Week Two with Bob Henderson

For many years, the Book of Hebrews was my favorite book of the Bible. As I've gotten older, I've found it increasingly difficult to understand because it's largely overhearing a sermon to a different congregation in a highly different culture. And yet, we can hear some timeless truths that are as applicable today as they were back then.

Connect Group Questions
  • The author of Hebrews says, “Let us hold fast to this confession” What confession, belief system, or truth do you hold fast to. How does it shape your life?
  • What confession/belief system would you like to release/adopt?
  • When have you found God’s throne to be a “throne of grace?

Week One with Grace Lindvall

The verses we read today from Hebrews 2 are rich in their beauty and rooted deeply in meaning to the people who hear them. The richness of this text would be hard to capture simply in one 15 minute video or a few words of introduction. However, if you’re like me the words we just read can occasionally be hard to follow, I often prefer the stories that come in the gospel or books like Acts. The poetic praise I find sometimes gets me a bit lost, what does it mean, how do I interpret it, do I need to have a broader theological understanding? The answer plainly, is no. These words are meant to encourage you in your faith. Take them phrase by phrase, verse by verse, what does it mean to you?

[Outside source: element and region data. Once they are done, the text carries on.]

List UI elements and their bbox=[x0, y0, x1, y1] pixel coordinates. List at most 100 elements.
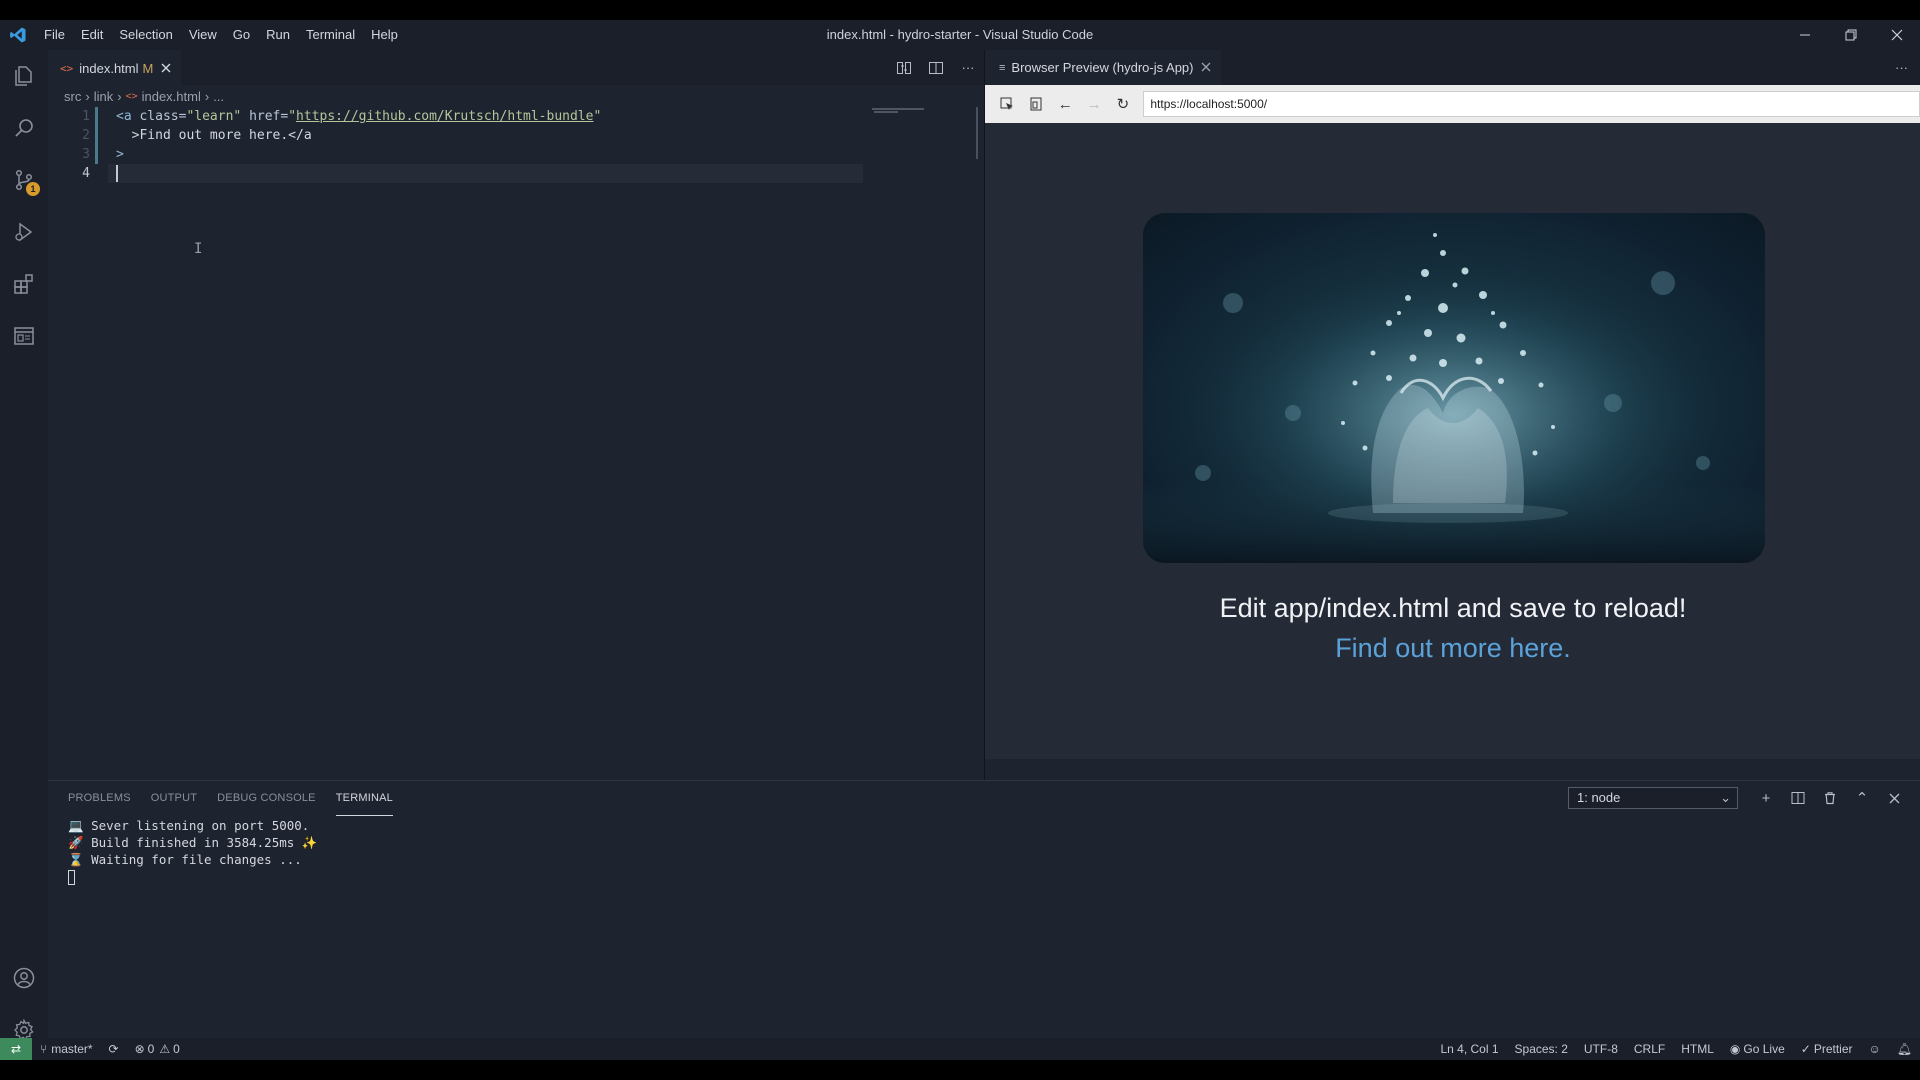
maximize-panel-button[interactable]: ⌃ bbox=[1846, 787, 1878, 809]
close-tab-button[interactable] bbox=[161, 61, 171, 76]
chevron-down-icon: ⌄ bbox=[1720, 790, 1731, 805]
more-actions-button[interactable]: ··· bbox=[952, 50, 984, 85]
breadcrumb: src › link › <> index.html › ... bbox=[48, 85, 984, 107]
notifications-button[interactable]: 🔔︎ bbox=[1889, 1042, 1920, 1056]
menu-view[interactable]: View bbox=[181, 20, 225, 50]
chevron-right-icon: › bbox=[117, 88, 122, 104]
accounts-button[interactable] bbox=[0, 954, 48, 1002]
code-editor[interactable]: 1 <a class="learn" href="https://github.… bbox=[48, 107, 868, 747]
editor-tabs: <> index.html M ··· bbox=[48, 50, 984, 85]
terminal-select[interactable]: 1: node ⌄ bbox=[1568, 787, 1738, 809]
split-icon bbox=[1791, 792, 1805, 804]
inspect-icon bbox=[1000, 97, 1014, 110]
branch-name: master* bbox=[51, 1042, 93, 1056]
encoding[interactable]: UTF-8 bbox=[1576, 1042, 1626, 1056]
breadcrumb-link[interactable]: link bbox=[94, 89, 114, 104]
menu-help[interactable]: Help bbox=[363, 20, 406, 50]
ellipsis-icon: ··· bbox=[1895, 60, 1908, 75]
editor-group: <> index.html M ··· src › link › <> inde… bbox=[48, 50, 984, 780]
modified-indicator: M bbox=[142, 60, 154, 76]
tab-browser-preview[interactable]: ≡ Browser Preview (hydro-js App) bbox=[985, 50, 1222, 85]
device-emulation-button[interactable] bbox=[1022, 89, 1051, 119]
menu-go[interactable]: Go bbox=[225, 20, 258, 50]
broadcast-icon: ◉ bbox=[1729, 1042, 1741, 1056]
inspect-button[interactable] bbox=[993, 89, 1022, 119]
split-terminal-button[interactable] bbox=[1782, 787, 1814, 809]
code-text: >Find out more here.</a bbox=[116, 128, 312, 143]
compare-changes-icon bbox=[897, 61, 911, 74]
menu-file[interactable]: File bbox=[36, 20, 73, 50]
chevron-up-icon: ⌃ bbox=[1855, 790, 1869, 807]
source-control-button[interactable]: 1 bbox=[0, 156, 48, 204]
cursor-position[interactable]: Ln 4, Col 1 bbox=[1432, 1042, 1506, 1056]
find-out-more-link[interactable]: Find out more here. bbox=[985, 633, 1920, 664]
feedback-button[interactable]: ☺ bbox=[1861, 1042, 1889, 1056]
remote-icon: ⇄ bbox=[10, 1042, 22, 1056]
back-button[interactable]: ← bbox=[1051, 89, 1080, 119]
files-icon bbox=[15, 66, 32, 86]
more-actions-button[interactable]: ··· bbox=[1895, 50, 1908, 85]
terminal-output[interactable]: 💻 Sever listening on port 5000. 🚀 Build … bbox=[68, 817, 317, 885]
page-heading: Edit app/index.html and save to reload! bbox=[1219, 593, 1687, 623]
tab-problems[interactable]: PROBLEMS bbox=[68, 781, 131, 816]
menu-run[interactable]: Run bbox=[258, 20, 298, 50]
go-live-button[interactable]: ◉ Go Live bbox=[1722, 1042, 1793, 1056]
go-live-label: Go Live bbox=[1743, 1042, 1785, 1056]
sync-button[interactable]: ⟳ bbox=[101, 1042, 127, 1056]
line-number: 1 bbox=[82, 109, 90, 124]
menu-bar: File Edit Selection View Go Run Terminal… bbox=[36, 20, 406, 50]
browser-preview-icon bbox=[14, 327, 34, 345]
prettier-status[interactable]: ✓ Prettier bbox=[1793, 1042, 1861, 1056]
close-window-button[interactable] bbox=[1874, 20, 1920, 50]
close-panel-button[interactable] bbox=[1878, 787, 1910, 809]
tab-label: Browser Preview (hydro-js App) bbox=[1011, 60, 1194, 75]
new-terminal-button[interactable]: + bbox=[1750, 787, 1782, 809]
close-icon bbox=[1891, 29, 1903, 41]
browser-preview-group: ≡ Browser Preview (hydro-js App) ··· ← →… bbox=[984, 50, 1920, 780]
code-line: 4 bbox=[48, 164, 868, 183]
menu-terminal[interactable]: Terminal bbox=[298, 20, 363, 50]
menu-selection[interactable]: Selection bbox=[111, 20, 180, 50]
status-bar: ⇄ ⑂ master* ⟳ ⊗ 0 ⚠ 0 Ln 4, Col 1 Spaces… bbox=[0, 1038, 1920, 1060]
run-debug-button[interactable] bbox=[0, 208, 48, 256]
open-changes-button[interactable] bbox=[888, 50, 920, 85]
kill-terminal-button[interactable] bbox=[1814, 787, 1846, 809]
breadcrumb-symbol[interactable]: ... bbox=[213, 89, 224, 104]
url-input[interactable]: https://localhost:5000/ bbox=[1143, 91, 1920, 117]
code-line: 1 <a class="learn" href="https://github.… bbox=[48, 107, 868, 126]
tab-terminal[interactable]: TERMINAL bbox=[335, 781, 393, 816]
chevron-right-icon: › bbox=[204, 88, 210, 104]
indentation[interactable]: Spaces: 2 bbox=[1507, 1042, 1576, 1056]
search-icon bbox=[15, 119, 33, 137]
restore-icon bbox=[1845, 29, 1857, 41]
minimize-button[interactable] bbox=[1782, 20, 1828, 50]
remote-indicator-button[interactable]: ⇄ bbox=[0, 1038, 32, 1060]
language-mode[interactable]: HTML bbox=[1673, 1042, 1722, 1056]
breadcrumb-src[interactable]: src bbox=[64, 89, 81, 104]
menu-edit[interactable]: Edit bbox=[73, 20, 111, 50]
tab-debug-console[interactable]: DEBUG CONSOLE bbox=[217, 781, 316, 816]
search-button[interactable] bbox=[0, 104, 48, 152]
device-icon bbox=[1030, 97, 1042, 111]
problems-status[interactable]: ⊗ 0 ⚠ 0 bbox=[127, 1042, 188, 1056]
reload-button[interactable]: ↻ bbox=[1109, 89, 1138, 119]
forward-button[interactable]: → bbox=[1080, 89, 1109, 119]
prettier-label: Prettier bbox=[1813, 1042, 1853, 1056]
split-editor-button[interactable] bbox=[920, 50, 952, 85]
scrollbar-slider[interactable] bbox=[976, 107, 978, 159]
branch-status[interactable]: ⑂ master* bbox=[32, 1042, 101, 1056]
git-branch-icon: ⑂ bbox=[40, 1042, 48, 1056]
close-tab-button[interactable] bbox=[1201, 60, 1211, 75]
minimap[interactable] bbox=[864, 107, 984, 747]
tab-index-html[interactable]: <> index.html M bbox=[48, 50, 182, 85]
browser-preview-button[interactable] bbox=[0, 312, 48, 360]
tab-output[interactable]: OUTPUT bbox=[151, 781, 197, 816]
explorer-button[interactable] bbox=[0, 52, 48, 100]
text-caret bbox=[116, 165, 118, 182]
extensions-button[interactable] bbox=[0, 260, 48, 308]
line-number: 3 bbox=[82, 147, 90, 162]
breadcrumb-file[interactable]: index.html bbox=[142, 89, 201, 104]
line-ending[interactable]: CRLF bbox=[1626, 1042, 1673, 1056]
restore-button[interactable] bbox=[1828, 20, 1874, 50]
bell-icon: 🔔︎ bbox=[1896, 1042, 1912, 1056]
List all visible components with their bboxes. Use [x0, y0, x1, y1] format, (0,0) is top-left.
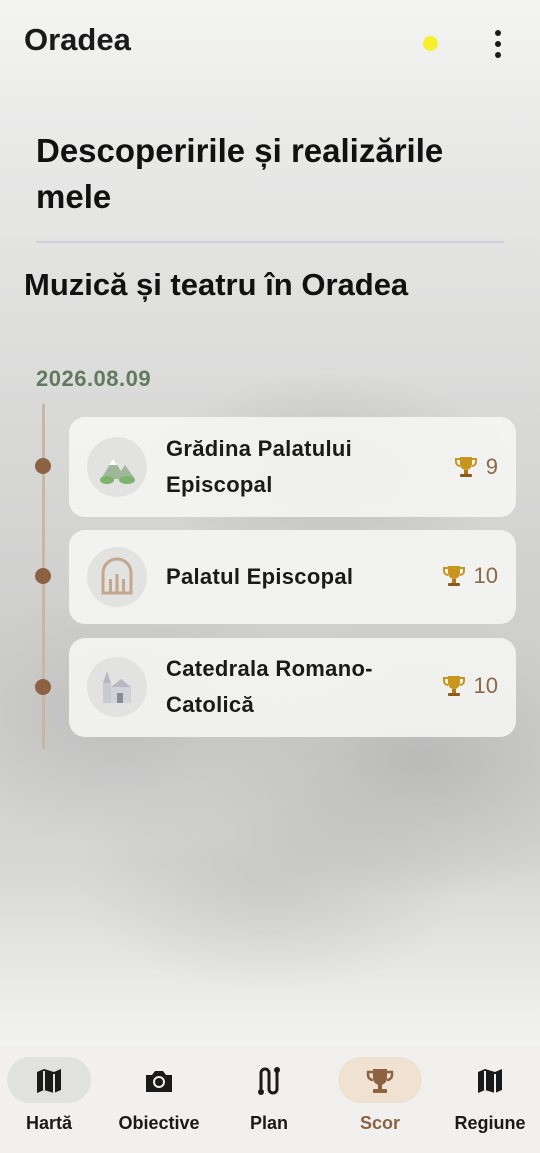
- timeline-dot: [35, 568, 51, 584]
- mountain-icon: [87, 437, 147, 497]
- trophy-icon: [366, 1069, 394, 1093]
- camera-icon: [146, 1071, 172, 1092]
- status-indicator: [423, 36, 438, 51]
- score-value: 10: [473, 563, 498, 588]
- achievement-score: 10: [440, 672, 498, 700]
- nav-label: Plan: [249, 1113, 288, 1133]
- map-icon: [37, 1069, 61, 1093]
- achievement-name: Grădina Palatului Episcopal: [166, 436, 353, 497]
- nav-item-obiective[interactable]: Obiective: [105, 1045, 213, 1153]
- map-icon: [478, 1069, 502, 1093]
- achievement-score: 10: [440, 562, 498, 590]
- trophy-icon: [442, 676, 465, 696]
- app-title: Oradea: [24, 22, 131, 57]
- achievement-card[interactable]: Catedrala Romano-Catolică 10: [69, 638, 516, 737]
- church-icon: [87, 657, 147, 717]
- nav-label: Hartă: [25, 1113, 73, 1133]
- nav-label: Regiune: [454, 1113, 526, 1133]
- bottom-navigation: Hartă Obiective Plan Scor Regiune: [0, 1045, 540, 1153]
- score-value: 10: [473, 673, 498, 698]
- nav-item-scor[interactable]: Scor: [326, 1045, 434, 1153]
- achievement-score: 9: [452, 453, 498, 481]
- achievement-name: Palatul Episcopal: [166, 564, 354, 589]
- top-app-bar: Oradea: [0, 0, 540, 86]
- nav-label: Scor: [359, 1113, 401, 1133]
- dot-icon: [495, 41, 501, 47]
- route-icon: [258, 1067, 280, 1095]
- section-title: Muzică și teatru în Oradea: [24, 267, 409, 302]
- dot-icon: [495, 52, 501, 58]
- achievement-card[interactable]: Palatul Episcopal 10: [69, 530, 516, 624]
- page-heading: Descoperirile și realizările mele: [36, 132, 444, 215]
- date-label: 2026.08.09: [36, 366, 152, 391]
- arch-building-icon: [87, 547, 147, 607]
- more-options-button[interactable]: [484, 28, 512, 60]
- achievement-name: Catedrala Romano-Catolică: [166, 656, 373, 717]
- nav-item-regiune[interactable]: Regiune: [436, 1045, 540, 1153]
- timeline-dot: [35, 458, 51, 474]
- nav-label: Obiective: [118, 1113, 200, 1133]
- timeline-dot: [35, 679, 51, 695]
- nav-item-plan[interactable]: Plan: [215, 1045, 323, 1153]
- achievement-card[interactable]: Grădina Palatului Episcopal 9: [69, 417, 516, 517]
- score-value: 9: [485, 454, 498, 479]
- trophy-icon: [442, 566, 465, 586]
- divider: [36, 241, 504, 243]
- nav-item-harta[interactable]: Hartă: [0, 1045, 103, 1153]
- trophy-icon: [454, 457, 477, 477]
- dot-icon: [495, 30, 501, 36]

This passage is particularly compelling in its encouragement for faith – pushing the Christians to keep pressing on in their faith as well as giving us good reason to trust. The author does not simply tell us to pay attention to our faith but also gives good reason why we should, why Jesus’ life and ministry and power over the world is compelling and of great import. Read these verses slowly and let them comfort you, listen for the good news that is within them – they are filled with good news not judgement, encouragement not reprimand.

Connect Group Questions
  • How do you avoid “drifting” away from your relationship with Christ, the church, or your fellow Christians? In what ways is this challenging?
  • How does or how might your life be changed if you no longer fear death? What does this open your life up to?
  • Where and in what ways do you look for God to show up in your life or in the world? How does God show up in ways you sometimes miss?
  • The writer of Hebrews writes that Jesus is made “perfect in his sufferings” how does that comfort you? Challenge you?